Gavi is a world-first automated embryo vitrification system for use in assisted reproduction, aimed at increasing the fertility outcome for families.
Providing greater certainty and control for embryologists in the delicate procedure of preparing IVF embryos for freezing, Gavi is an entire product ecosystem built around a unique core Pod technology.
The success of IVF embryo vitrification relies heavily on the manual dexterity of a highly skilled embryologist. A repetitive, time consuming process subject to human variation means not all embryos are treated equal.
By automating critical steps, Gavi standardizes the process and ensures each embryo is treated in the best possible way. Utilizing a robotic pipette system to dispense & aspirate the various culture mediums during the cycle, the fluidics system is capable dosing extremely small amounts of fluid in the order of micro-liters.
The unique pod system means fragile embryos no longer need to be moved during vitrification; rather Gavi keeps the embryos in one place, while everything is moved around it.
Core to the system is the Pod that protects the embryo during processing.
The innovative chamber in the pod ensures that the fragile embryo is held in place whilst aspirating/dispensing liquid around it – preventing the extremely light embryo from being sucked up the pipette.
Perfected over five years of development, the designers trialed numerous ideas to support and secure the embryo, testing hundreds of iterations.
The resulting Pod design features a central well to hold the embryo, with microfluidic dynamics to allow fluids to flow freely around the embryo during the process.
Once processed, the Pod is sealed automatically by the instrument, prior to being immersed in liquid nitrogen.
Raising the bar of laboratory instrument design, Gavi stands out against competitors in terms of aesthetic design and build quality.
Subtle curved panels, contrasting materials and seamless integration of functional elements create a design that is the showpiece of many labs.
Details such as soft-close friction hinges on doors add quality and reduce chance of a door inadvertently closing on an operator.
Use of accent colors on internal surfaces adds interest to an otherwise utilitarian aspect of the product. Even the design of the roto-molded freezing buckets has been carefully considered, with selection of textures and finishes that complement the instrument
The designers took a holistic approach to maximize ease of use.
From the large touch-screen interface right down to the color coded labels on consumables, consistent use of design language, accent colors, iconography and branding means key elements are easily identifiable at a glance.

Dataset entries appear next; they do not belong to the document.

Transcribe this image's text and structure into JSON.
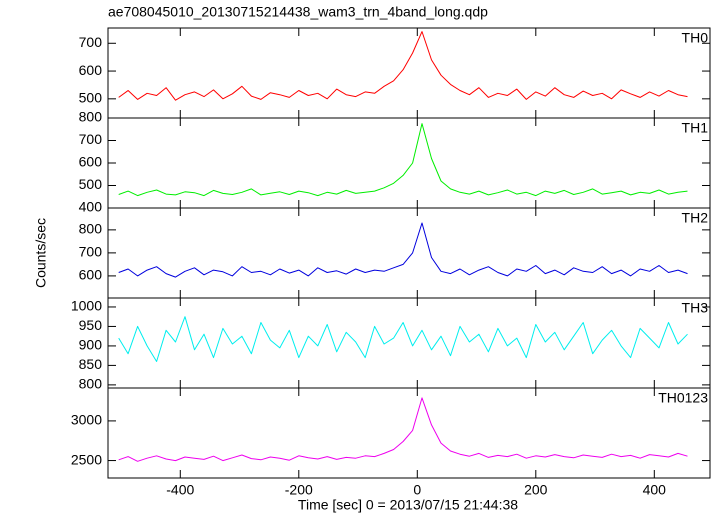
{
  "chart_data": {
    "type": "line",
    "title": "ae708045010_20130715214438_wam3_trn_4band_long.qdp",
    "xlabel": "Time [sec] 0 = 2013/07/15 21:44:38",
    "ylabel": "Counts/sec",
    "xlim": [
      -522,
      494
    ],
    "xticks": [
      -400,
      -200,
      0,
      200,
      400
    ],
    "x": [
      -504,
      -488,
      -472,
      -456,
      -440,
      -424,
      -408,
      -392,
      -376,
      -360,
      -344,
      -328,
      -312,
      -296,
      -280,
      -264,
      -248,
      -232,
      -216,
      -200,
      -184,
      -168,
      -152,
      -136,
      -120,
      -104,
      -88,
      -72,
      -56,
      -40,
      -24,
      -8,
      8,
      24,
      40,
      56,
      72,
      88,
      104,
      120,
      136,
      152,
      168,
      184,
      200,
      216,
      232,
      248,
      264,
      280,
      296,
      312,
      328,
      344,
      360,
      376,
      392,
      408,
      424,
      440,
      456
    ],
    "series": [
      {
        "name": "TH0",
        "color": "#ff0000",
        "ylim": [
          431,
          755
        ],
        "yticks": [
          500,
          600,
          700
        ],
        "values": [
          505,
          530,
          498,
          520,
          512,
          540,
          495,
          515,
          525,
          508,
          532,
          500,
          518,
          545,
          510,
          498,
          522,
          515,
          505,
          530,
          512,
          520,
          500,
          535,
          515,
          508,
          525,
          520,
          545,
          565,
          605,
          665,
          742,
          640,
          585,
          552,
          530,
          515,
          540,
          505,
          520,
          512,
          535,
          498,
          525,
          510,
          540,
          515,
          505,
          528,
          512,
          520,
          500,
          532,
          518,
          505,
          525,
          510,
          530,
          515,
          508
        ]
      },
      {
        "name": "TH1",
        "color": "#00ee00",
        "ylim": [
          400,
          800
        ],
        "yticks": [
          400,
          500,
          600,
          700,
          800
        ],
        "values": [
          460,
          475,
          455,
          470,
          480,
          462,
          458,
          472,
          468,
          455,
          478,
          465,
          460,
          470,
          485,
          458,
          466,
          472,
          460,
          475,
          468,
          455,
          470,
          462,
          478,
          465,
          470,
          475,
          490,
          510,
          545,
          600,
          775,
          620,
          520,
          485,
          470,
          462,
          475,
          458,
          468,
          480,
          462,
          470,
          455,
          475,
          465,
          478,
          460,
          470,
          485,
          462,
          468,
          475,
          458,
          470,
          465,
          480,
          462,
          470,
          475
        ]
      },
      {
        "name": "TH2",
        "color": "#0000dd",
        "ylim": [
          504,
          895
        ],
        "yticks": [
          600,
          700,
          800
        ],
        "values": [
          615,
          630,
          600,
          625,
          640,
          610,
          595,
          620,
          635,
          605,
          625,
          618,
          600,
          640,
          615,
          620,
          605,
          630,
          612,
          625,
          600,
          635,
          615,
          622,
          608,
          630,
          615,
          625,
          620,
          635,
          650,
          700,
          830,
          680,
          620,
          610,
          630,
          605,
          625,
          640,
          615,
          600,
          630,
          620,
          645,
          610,
          625,
          605,
          635,
          620,
          615,
          640,
          610,
          625,
          600,
          630,
          620,
          645,
          615,
          625,
          610
        ]
      },
      {
        "name": "TH3",
        "color": "#00eeee",
        "ylim": [
          792,
          1023
        ],
        "yticks": [
          800,
          850,
          900,
          950,
          1000
        ],
        "values": [
          920,
          880,
          950,
          900,
          860,
          940,
          910,
          975,
          890,
          930,
          870,
          945,
          905,
          925,
          880,
          960,
          915,
          895,
          940,
          870,
          925,
          900,
          955,
          885,
          935,
          910,
          870,
          950,
          905,
          920,
          960,
          900,
          940,
          890,
          925,
          875,
          950,
          910,
          930,
          885,
          945,
          900,
          920,
          870,
          955,
          910,
          935,
          890,
          925,
          960,
          880,
          915,
          940,
          900,
          870,
          945,
          920,
          895,
          960,
          905,
          930
        ]
      },
      {
        "name": "TH0123",
        "color": "#ee00ee",
        "ylim": [
          2280,
          3415
        ],
        "yticks": [
          2500,
          3000
        ],
        "values": [
          2510,
          2550,
          2490,
          2530,
          2560,
          2520,
          2500,
          2545,
          2530,
          2515,
          2555,
          2500,
          2535,
          2570,
          2525,
          2510,
          2545,
          2530,
          2505,
          2560,
          2535,
          2520,
          2550,
          2515,
          2540,
          2530,
          2560,
          2550,
          2590,
          2640,
          2740,
          2880,
          3290,
          2950,
          2720,
          2620,
          2580,
          2555,
          2590,
          2540,
          2565,
          2550,
          2580,
          2530,
          2560,
          2545,
          2575,
          2550,
          2535,
          2570,
          2555,
          2540,
          2580,
          2550,
          2565,
          2530,
          2575,
          2560,
          2545,
          2590,
          2555
        ]
      }
    ]
  }
}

Integrated vision systems within the instrument warn operators if any of the system elements are missing. A unique magnetic latching on embryo cassettes works equally reliably at room temperature or embryo freezing temperature (-196°C).

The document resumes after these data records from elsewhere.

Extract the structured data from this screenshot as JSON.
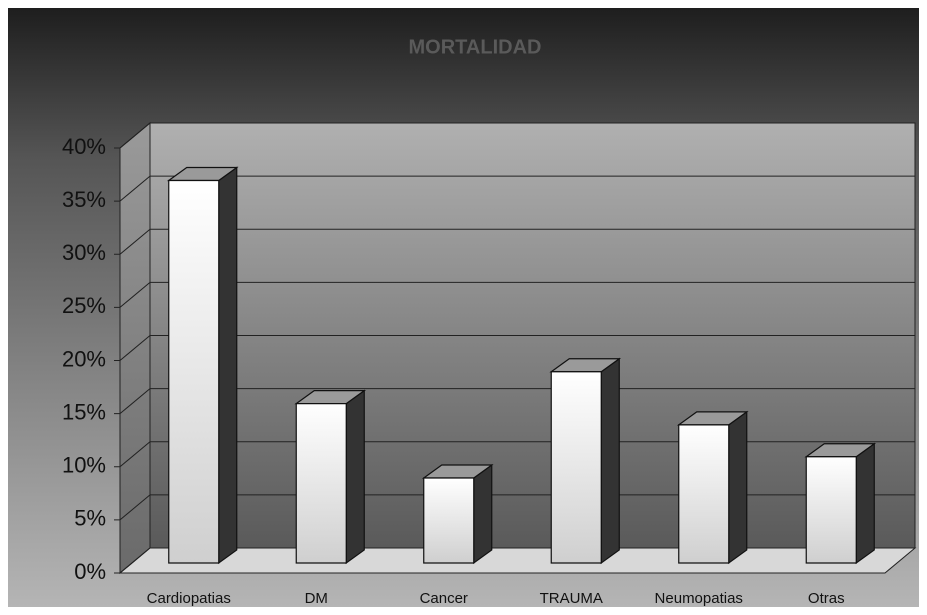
{
  "chart_data": {
    "type": "bar3d",
    "title": "MORTALIDAD",
    "categories": [
      "Cardiopatias",
      "DM",
      "Cancer",
      "TRAUMA",
      "Neumopatias",
      "Otras"
    ],
    "values": [
      36,
      15,
      8,
      18,
      13,
      10
    ],
    "ylim": [
      0,
      40
    ],
    "yticks": [
      {
        "value": 0,
        "label": "0%"
      },
      {
        "value": 5,
        "label": "5%"
      },
      {
        "value": 10,
        "label": "10%"
      },
      {
        "value": 15,
        "label": "15%"
      },
      {
        "value": 20,
        "label": "20%"
      },
      {
        "value": 25,
        "label": "25%"
      },
      {
        "value": 30,
        "label": "30%"
      },
      {
        "value": 35,
        "label": "35%"
      },
      {
        "value": 40,
        "label": "40%"
      }
    ],
    "grid": true
  }
}
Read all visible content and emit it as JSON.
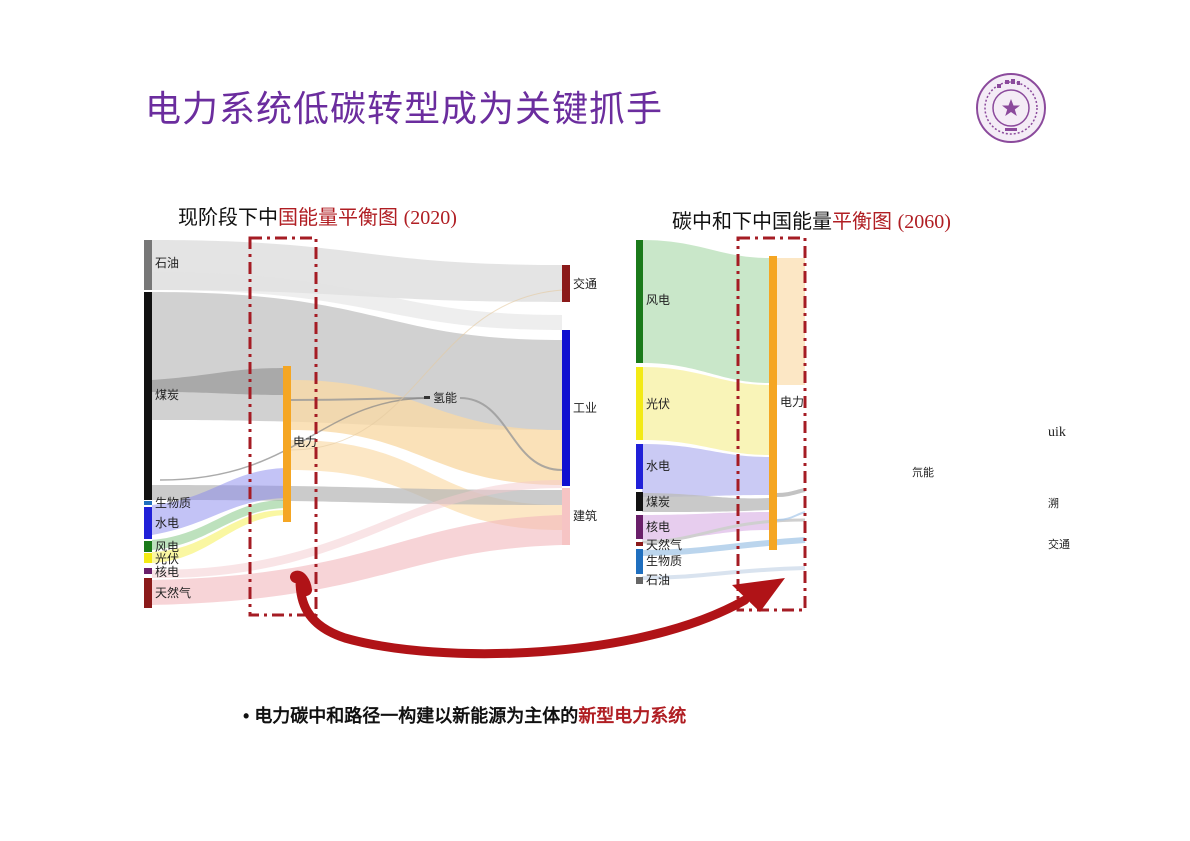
{
  "slide": {
    "title": "电力系统低碳转型成为关键抓手",
    "bullet": {
      "prefix": "电力碳中和路径一构建以新能源为主体的",
      "highlight": "新型电力系统"
    }
  },
  "logo": {
    "icon": "university-seal-icon",
    "color": "#8b4a9c"
  },
  "left_chart": {
    "title_black": "现阶段下中",
    "title_red": "国能量平衡图",
    "year": "(2020)",
    "nodes": {
      "oil": "石油",
      "coal": "煤炭",
      "biomass": "生物质",
      "hydro": "水电",
      "wind": "风电",
      "solar": "光伏",
      "nuclear": "核电",
      "gas": "天然气",
      "electricity": "电力",
      "hydrogen": "氢能",
      "transport": "交通",
      "industry": "工业",
      "building": "建筑"
    }
  },
  "right_chart": {
    "title_black": "碳中和下中国能量",
    "title_red": "平衡图",
    "year": "(2060)",
    "nodes": {
      "wind": "风电",
      "solar": "光伏",
      "hydro": "水电",
      "coal": "煤炭",
      "nuclear": "核电",
      "gas": "天然气",
      "biomass": "生物质",
      "oil": "石油",
      "electricity": "电力"
    }
  },
  "stray_labels": {
    "uik": "uik",
    "hydrogen": "氘能",
    "source": "溯",
    "transport": "交通"
  },
  "colors": {
    "title_purple": "#6b2d9e",
    "highlight_red": "#b01e23",
    "dashed_box": "#a51c24",
    "arrow": "#b01317",
    "electricity": "#f5a623",
    "industry": "#1010d0",
    "coal": "#111111",
    "wind": "#1a7a1a",
    "solar": "#f3ea16",
    "hydro": "#2020d8",
    "nuclear": "#6a1f6a",
    "gas": "#8b1a1a",
    "biomass": "#1f6fbf",
    "transport": "#8b1a1a",
    "building": "#f6c4c4",
    "oil": "#777777"
  }
}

Simple features such as locking cassette tweezers reduces the chance of operator’s hands coming into contact with liquid nitrogen when immersing embryos into the freezing buckets.
Considerable development and validation was undertaken to ensure materials and manufacturing processes used in the instrument and consumables would not have a detrimental effect on the highly sensitive embryos.

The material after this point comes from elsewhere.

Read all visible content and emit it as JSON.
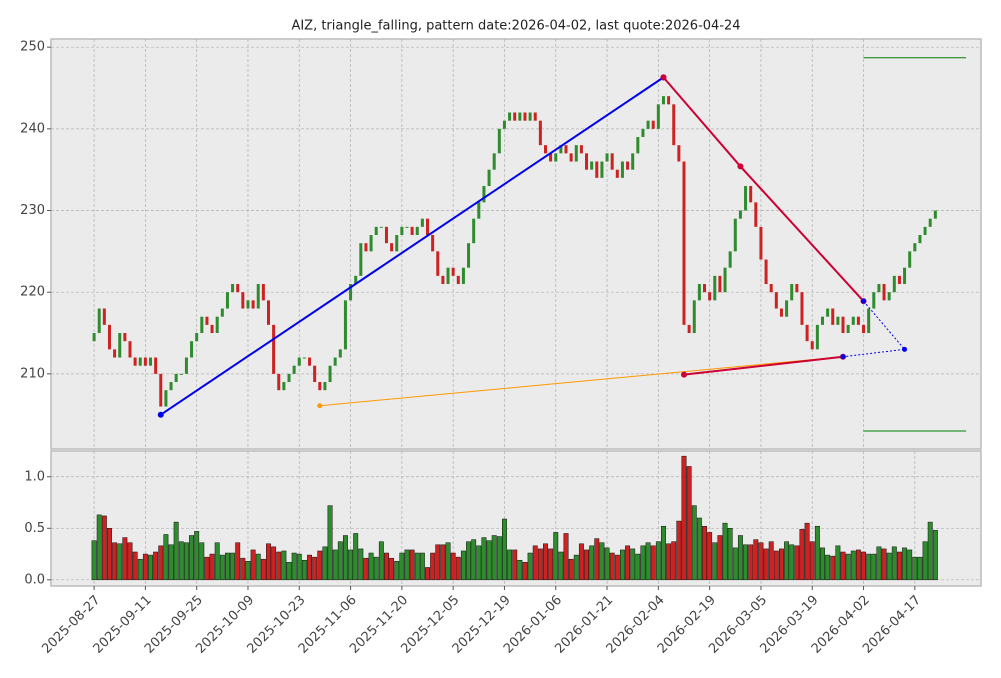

A bespoke manufacturing facility has been setup in Melbourne to produce the instruments under the strictest of quality controls. Here best practice manufacturing principles have been employed to ensure the instruments are assembled with efficient use of labor.
Serviceability of the instruments also features heavily in the design. From the modular aspect of critical sub-assemblies, to standardization of fasteners where possible, the instrument is designed for easy servicing and end-of-life recycling.